Now that you’re using multiple zones and regions for your database the hard work is completed. Webservers can be hosted in different regions easily, and don’t require complicated replication to do it.
2. Have A Browsing-Only Mode
Another step Airbnb can take to be resilient is to build a browsing-only mode into their application. Often, we hear about this option for performing maintenance without downtime. But it’s even more valuable during a situation like this. In a real outage, you don’t have control over how long it lasts or WHEN it happens. So, a browsing-only mode can provide real insurance.
For a site like Airbnb, this would mean the entire website was up and operating. Customers could browse and view listings, only when they went to book a room would they encounter an error. This would be a very small segment of their customers and a much less painful PR problem.
Facebook has experienced intermittent outages of its service. People hardly notice because they’ll often only see a message when they are trying to comment on someone’s wall post, send a message, or upload a photo. The site is still operating, but not allowing changes. That’s what a browsing-only mode affords you.
A browsing-only mode can make a big difference, keeping most of the site up even when transactions or publishing are blocked.
Drupal, an open-source CMS system that powers sites like Adweek.com, TheHollywoodReporter.com, and Economist.com uses this technology. It supports a browsing-only mode out of the box. An Amazon outage like this one would only stop editors from publishing new stories temporarily. A huge win to sites that get 50 to 100 million with-an-m pageviews per month.
3. Web Applications Need Feature Flags
Feature flags give you an on/off switch. Build them into heavy-duty parts of your site, and you can disable those in an emergency. Host components multiple availability zones for extra peace of mind.
4. Consider Netflix’s Simian Army
Netflix takes a very progressive approach to availability. They bake redundancy and automation right into all of their infrastructure. Then they run an app called the Chaos Monkey which essentially causes outages, randomly. If resilience from constantly falling and getting back up can’t make you stronger, I don’t know what can!

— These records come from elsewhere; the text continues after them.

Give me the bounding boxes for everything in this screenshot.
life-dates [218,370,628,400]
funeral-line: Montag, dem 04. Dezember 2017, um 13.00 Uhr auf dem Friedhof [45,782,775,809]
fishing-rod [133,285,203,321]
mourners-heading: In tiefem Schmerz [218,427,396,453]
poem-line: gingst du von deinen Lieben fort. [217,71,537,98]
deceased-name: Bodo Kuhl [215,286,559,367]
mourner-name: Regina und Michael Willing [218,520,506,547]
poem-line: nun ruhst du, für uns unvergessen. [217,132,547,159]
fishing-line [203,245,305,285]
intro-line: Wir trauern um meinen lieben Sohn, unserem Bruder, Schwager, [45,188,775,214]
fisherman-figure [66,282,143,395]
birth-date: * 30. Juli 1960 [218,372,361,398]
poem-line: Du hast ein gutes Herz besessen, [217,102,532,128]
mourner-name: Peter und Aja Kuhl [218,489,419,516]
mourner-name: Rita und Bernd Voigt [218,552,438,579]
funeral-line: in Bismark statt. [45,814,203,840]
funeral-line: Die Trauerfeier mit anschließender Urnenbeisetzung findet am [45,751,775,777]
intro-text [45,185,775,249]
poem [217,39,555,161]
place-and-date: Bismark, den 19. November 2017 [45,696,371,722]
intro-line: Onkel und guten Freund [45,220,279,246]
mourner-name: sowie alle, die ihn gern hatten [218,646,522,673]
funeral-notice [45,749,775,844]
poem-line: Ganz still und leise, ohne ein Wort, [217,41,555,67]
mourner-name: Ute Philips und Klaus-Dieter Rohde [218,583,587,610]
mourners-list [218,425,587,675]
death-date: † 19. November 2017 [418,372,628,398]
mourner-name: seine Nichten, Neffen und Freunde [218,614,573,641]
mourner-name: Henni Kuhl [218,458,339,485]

5. Use Multiple Cloud Providers
If all of the above isn’t enough for you, taking it further you’d do as Enstratus recommends and use multiple cloud providers. Not being beholden to one company could help in more situations than just these types of service disruptions too.
Basic EC2 Best Practices mean building redundancy into your infrastructure. Multiple cloud providers simply take that one step further.
Frequently Asked Questions (FAQs)
What Is The Failure Rate Of Airbnb?
According to Airbnb, the failure rate of them is fewer than 0.1% of stays resulting in a reported safety issue. However, it is still a lot of trips with bad endings with more than 200 million bookings a year.
What Is The Biggest Issue With Airbnb?
According to research on more than 125,000 Airbnb complaints, there are 72% of the issues are related to poor customer service and 22% are related to scams.
Is Airbnb Not Profitable?
Yes, Airbnb is still profitable. Because there must be a way for you to make money as the tourist market is HUGE. All you need to do is, pay attention to the location.
Conclusion
Airbnb is now growing continually it is better to focus on previous mistakes to evolve in this ever-changing market. The main reason why Airbnb had failed and what they can do build resilience are discussed in this article. For any further queries regarding this topic, our comment box is always open for you. Thanks for reading!